Elisabeth Bumiller reports for the New York Times. Excerpt:
Michael R. Bloomberg, the billionaire who is a likely Republican candidate for mayor of New York City, said in a statement yesterday that a lie detector test administered in January showed that he was truthful in denying allegations of sexual harassment by a former employee.
Mr. Bloomberg, who was traveling yesterday in Israel, said in the statement that he had decided to take the test “because I expected that those allegations would surface in the news media as I began to explore the possibility of entering the mayor’s race.”
He also released a statement from the man who administered the test, Paul K. Minor, a former chief polygraph examiner at the Federal Bureau of Investigation. “The questions during that examination were formulated solely by me,” Mr. Minor said in the statement. “I concluded that all of Mr. Bloomberg’s responses were truthful.”
Accompanying the statement of Mr. Minor, who is now the president of a private security company in Fairfax, Va., was an eight-page résumé. Mr. Minor did not disclose what specific questions he asked Mr. Bloomberg and did not return telephone calls made to his office yesterday.
Mr. Bloomberg was reacting to an article in yesterday’s Daily News that revived news of a 1997 sexual harassment suit filed by Sekiko Sekai Garrison, a former employee of Mr. Bloomberg’s giant financial information and media company, Bloomberg L.P.

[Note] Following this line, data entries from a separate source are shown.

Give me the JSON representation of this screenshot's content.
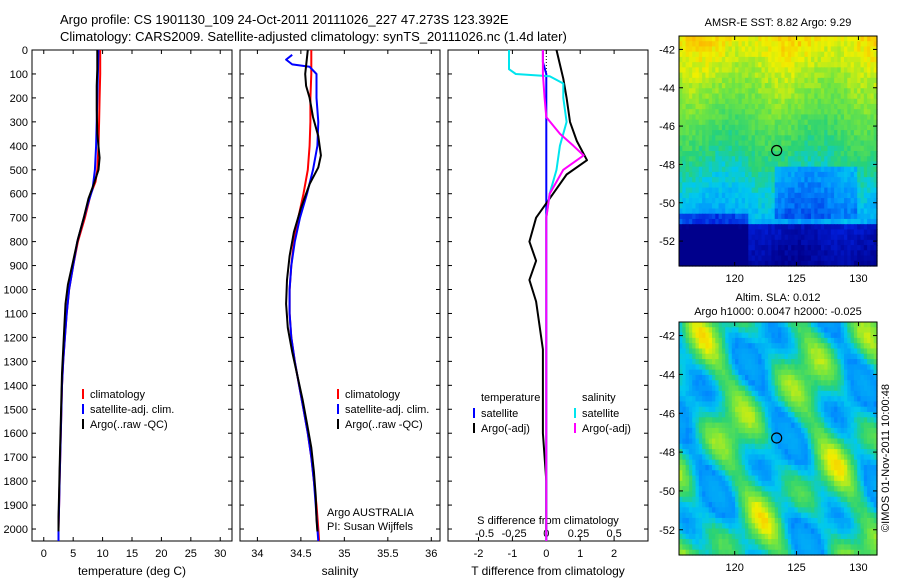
{
  "header": {
    "line1": "Argo profile: CS 1901130_109 24-Oct-2011 20111026_227 47.273S 123.392E",
    "line2": "Climatology: CARS2009. Satellite-adjusted climatology: synTS_20111026.nc (1.4d later)"
  },
  "depth_axis": {
    "ticks": [
      0,
      100,
      200,
      300,
      400,
      500,
      600,
      700,
      800,
      900,
      1000,
      1100,
      1200,
      1300,
      1400,
      1500,
      1600,
      1700,
      1800,
      1900,
      2000
    ],
    "range": [
      0,
      2050
    ],
    "reversed": true
  },
  "colors": {
    "climatology": "#ff0000",
    "satellite": "#0000ff",
    "argo": "#000000",
    "sal_satellite": "#00e5ee",
    "sal_argo": "#ff00ff"
  },
  "chart_data": [
    {
      "type": "line",
      "xlabel": "temperature (deg C)",
      "xlim": [
        -2,
        32
      ],
      "xticks": [
        0,
        5,
        10,
        15,
        20,
        25,
        30
      ],
      "legend": {
        "placement": "bottom-left",
        "entries": [
          "climatology",
          "satellite-adj. clim.",
          "Argo(..raw -QC)"
        ]
      },
      "series": [
        {
          "name": "climatology",
          "color": "#ff0000",
          "points": [
            [
              9.6,
              0
            ],
            [
              9.6,
              100
            ],
            [
              9.5,
              200
            ],
            [
              9.4,
              300
            ],
            [
              9.3,
              400
            ],
            [
              9.1,
              500
            ],
            [
              8.8,
              550
            ],
            [
              8.0,
              600
            ],
            [
              7.0,
              700
            ],
            [
              5.8,
              800
            ],
            [
              5.0,
              900
            ],
            [
              4.3,
              1000
            ],
            [
              3.9,
              1100
            ],
            [
              3.6,
              1200
            ],
            [
              3.3,
              1300
            ],
            [
              3.1,
              1400
            ],
            [
              3.0,
              1500
            ],
            [
              2.9,
              1600
            ],
            [
              2.8,
              1700
            ],
            [
              2.7,
              1800
            ],
            [
              2.6,
              1900
            ],
            [
              2.5,
              2000
            ],
            [
              2.5,
              2050
            ]
          ]
        },
        {
          "name": "satellite-adj. clim.",
          "color": "#0000ff",
          "points": [
            [
              9.3,
              0
            ],
            [
              9.2,
              100
            ],
            [
              9.1,
              200
            ],
            [
              9.0,
              300
            ],
            [
              8.9,
              400
            ],
            [
              8.7,
              500
            ],
            [
              8.3,
              580
            ],
            [
              7.4,
              650
            ],
            [
              6.6,
              720
            ],
            [
              5.7,
              800
            ],
            [
              5.0,
              900
            ],
            [
              4.3,
              1000
            ],
            [
              3.9,
              1100
            ],
            [
              3.6,
              1200
            ],
            [
              3.3,
              1300
            ],
            [
              3.1,
              1400
            ],
            [
              3.0,
              1500
            ],
            [
              2.9,
              1600
            ],
            [
              2.8,
              1700
            ],
            [
              2.7,
              1800
            ],
            [
              2.6,
              1900
            ],
            [
              2.5,
              2000
            ],
            [
              2.5,
              2050
            ]
          ]
        },
        {
          "name": "Argo(..raw -QC)",
          "color": "#000000",
          "points": [
            [
              9.1,
              0
            ],
            [
              9.1,
              80
            ],
            [
              9.0,
              150
            ],
            [
              9.0,
              250
            ],
            [
              9.1,
              350
            ],
            [
              9.5,
              450
            ],
            [
              9.3,
              500
            ],
            [
              8.5,
              560
            ],
            [
              7.6,
              620
            ],
            [
              6.8,
              700
            ],
            [
              5.8,
              790
            ],
            [
              5.0,
              880
            ],
            [
              4.1,
              980
            ],
            [
              3.7,
              1060
            ],
            [
              3.5,
              1150
            ],
            [
              3.3,
              1250
            ],
            [
              3.1,
              1350
            ],
            [
              3.0,
              1450
            ],
            [
              2.9,
              1550
            ],
            [
              2.8,
              1650
            ],
            [
              2.7,
              1750
            ],
            [
              2.6,
              1850
            ],
            [
              2.5,
              1950
            ],
            [
              2.5,
              2010
            ]
          ]
        }
      ]
    },
    {
      "type": "line",
      "xlabel": "salinity",
      "xlim": [
        33.8,
        36.1
      ],
      "xticks": [
        34,
        34.5,
        35,
        35.5,
        36
      ],
      "legend": {
        "placement": "bottom-left",
        "entries": [
          "climatology",
          "satellite-adj. clim.",
          "Argo(..raw -QC)"
        ]
      },
      "annotation": [
        "Argo AUSTRALIA",
        "PI: Susan Wijffels"
      ],
      "series": [
        {
          "name": "climatology",
          "color": "#ff0000",
          "points": [
            [
              34.62,
              0
            ],
            [
              34.62,
              100
            ],
            [
              34.61,
              200
            ],
            [
              34.61,
              300
            ],
            [
              34.6,
              400
            ],
            [
              34.58,
              500
            ],
            [
              34.53,
              600
            ],
            [
              34.47,
              700
            ],
            [
              34.42,
              800
            ],
            [
              34.39,
              900
            ],
            [
              34.37,
              1000
            ],
            [
              34.37,
              1100
            ],
            [
              34.39,
              1200
            ],
            [
              34.43,
              1300
            ],
            [
              34.48,
              1400
            ],
            [
              34.53,
              1500
            ],
            [
              34.58,
              1600
            ],
            [
              34.62,
              1700
            ],
            [
              34.65,
              1800
            ],
            [
              34.68,
              1900
            ],
            [
              34.7,
              2000
            ],
            [
              34.71,
              2050
            ]
          ]
        },
        {
          "name": "satellite-adj. clim.",
          "color": "#0000ff",
          "points": [
            [
              34.4,
              20
            ],
            [
              34.33,
              40
            ],
            [
              34.4,
              60
            ],
            [
              34.6,
              70
            ],
            [
              34.68,
              100
            ],
            [
              34.68,
              200
            ],
            [
              34.7,
              300
            ],
            [
              34.69,
              400
            ],
            [
              34.64,
              500
            ],
            [
              34.57,
              600
            ],
            [
              34.49,
              700
            ],
            [
              34.43,
              800
            ],
            [
              34.39,
              900
            ],
            [
              34.37,
              1000
            ],
            [
              34.37,
              1100
            ],
            [
              34.39,
              1200
            ],
            [
              34.43,
              1300
            ],
            [
              34.48,
              1400
            ],
            [
              34.53,
              1500
            ],
            [
              34.58,
              1600
            ],
            [
              34.62,
              1700
            ],
            [
              34.65,
              1800
            ],
            [
              34.67,
              1900
            ],
            [
              34.69,
              2000
            ],
            [
              34.7,
              2050
            ]
          ]
        },
        {
          "name": "Argo(..raw -QC)",
          "color": "#000000",
          "points": [
            [
              34.58,
              0
            ],
            [
              34.55,
              100
            ],
            [
              34.56,
              150
            ],
            [
              34.6,
              200
            ],
            [
              34.64,
              280
            ],
            [
              34.7,
              360
            ],
            [
              34.73,
              440
            ],
            [
              34.7,
              490
            ],
            [
              34.6,
              560
            ],
            [
              34.5,
              660
            ],
            [
              34.42,
              760
            ],
            [
              34.37,
              860
            ],
            [
              34.34,
              960
            ],
            [
              34.33,
              1060
            ],
            [
              34.35,
              1160
            ],
            [
              34.4,
              1260
            ],
            [
              34.46,
              1360
            ],
            [
              34.52,
              1460
            ],
            [
              34.57,
              1560
            ],
            [
              34.62,
              1660
            ],
            [
              34.65,
              1760
            ],
            [
              34.67,
              1860
            ],
            [
              34.68,
              1960
            ],
            [
              34.69,
              2010
            ]
          ]
        }
      ]
    },
    {
      "type": "line",
      "xlabel": "T difference from climatology",
      "x2label": "S difference from climatology",
      "xlim": [
        -2.9,
        3.0
      ],
      "xticks": [
        -2,
        -1,
        0,
        1,
        2
      ],
      "x2ticks": [
        "-0.5",
        "-0.25",
        "0",
        "0.25",
        "0.5"
      ],
      "legend": {
        "placement": "bottom",
        "temperature_title": "temperature",
        "salinity_title": "salinity",
        "entries": [
          "satellite",
          "Argo(-adj)",
          "satellite",
          "Argo(-adj)"
        ]
      },
      "series": [
        {
          "name": "temperature satellite",
          "color": "#0000ff",
          "points": [
            [
              -0.1,
              0
            ],
            [
              -0.1,
              50
            ],
            [
              0,
              100
            ],
            [
              0,
              200
            ],
            [
              0,
              400
            ],
            [
              0,
              600
            ],
            [
              0,
              800
            ],
            [
              0,
              1200
            ],
            [
              0,
              1600
            ],
            [
              0,
              2050
            ]
          ]
        },
        {
          "name": "temperature Argo(-adj)",
          "color": "#000000",
          "points": [
            [
              0.3,
              0
            ],
            [
              0.4,
              60
            ],
            [
              0.5,
              120
            ],
            [
              0.6,
              200
            ],
            [
              0.7,
              300
            ],
            [
              0.9,
              380
            ],
            [
              1.2,
              460
            ],
            [
              0.6,
              520
            ],
            [
              0.2,
              600
            ],
            [
              -0.3,
              700
            ],
            [
              -0.5,
              800
            ],
            [
              -0.3,
              880
            ],
            [
              -0.5,
              960
            ],
            [
              -0.3,
              1050
            ],
            [
              -0.2,
              1150
            ],
            [
              -0.1,
              1250
            ],
            [
              -0.1,
              1400
            ],
            [
              -0.1,
              1600
            ],
            [
              0,
              1800
            ],
            [
              0,
              2000
            ]
          ]
        },
        {
          "name": "salinity satellite",
          "color": "#00e5ee",
          "points": [
            [
              -1.1,
              0
            ],
            [
              -1.1,
              80
            ],
            [
              -0.9,
              100
            ],
            [
              0.1,
              110
            ],
            [
              0.5,
              140
            ],
            [
              0.5,
              200
            ],
            [
              0.6,
              300
            ],
            [
              0.4,
              400
            ],
            [
              0.3,
              500
            ],
            [
              0.1,
              600
            ],
            [
              0,
              700
            ],
            [
              0,
              900
            ],
            [
              0,
              1100
            ],
            [
              0,
              1300
            ],
            [
              0,
              1500
            ],
            [
              0,
              1700
            ],
            [
              0,
              1900
            ],
            [
              0,
              2050
            ]
          ]
        },
        {
          "name": "salinity Argo(-adj)",
          "color": "#ff00ff",
          "points": [
            [
              -0.1,
              0
            ],
            [
              -0.1,
              100
            ],
            [
              -0.05,
              200
            ],
            [
              0,
              280
            ],
            [
              0.4,
              350
            ],
            [
              0.8,
              400
            ],
            [
              1.1,
              440
            ],
            [
              0.5,
              500
            ],
            [
              0.1,
              600
            ],
            [
              0,
              700
            ],
            [
              0,
              900
            ],
            [
              0,
              1100
            ],
            [
              0,
              1300
            ],
            [
              0,
              1500
            ],
            [
              0,
              1700
            ],
            [
              0,
              1900
            ],
            [
              0,
              2050
            ]
          ]
        }
      ]
    }
  ],
  "maps": {
    "sst": {
      "title": "AMSR-E SST: 8.82 Argo: 9.29",
      "lat_ticks": [
        -42,
        -44,
        -46,
        -48,
        -50,
        -52
      ],
      "lon_ticks": [
        120,
        125,
        130
      ],
      "lat_range": [
        -53.3,
        -41.3
      ],
      "lon_range": [
        115.5,
        131.5
      ],
      "marker": [
        123.392,
        -47.273
      ]
    },
    "sla": {
      "title_line1": "Altim. SLA: 0.012",
      "title_line2": "Argo h1000: 0.0047 h2000: -0.025",
      "lat_ticks": [
        -42,
        -44,
        -46,
        -48,
        -50,
        -52
      ],
      "lon_ticks": [
        120,
        125,
        130
      ],
      "lat_range": [
        -53.3,
        -41.3
      ],
      "lon_range": [
        115.5,
        131.5
      ],
      "marker": [
        123.392,
        -47.273
      ]
    }
  },
  "credit": "©IMOS 01-Nov-2011 10:00:48"
}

New York voters should be aware that polygraph “testing” has not been demonstrated by peer-reviewed scientific research to operate at above chance levels of accuracy under field conditions. Indeed, polygraph “testing” is not a science-based procedure at all (See Chapter 1 of The Lie Behind the Lie Detector). Paul K. Minor’s reading of Mr. Bloomberg’s polygraph charts is without probative value.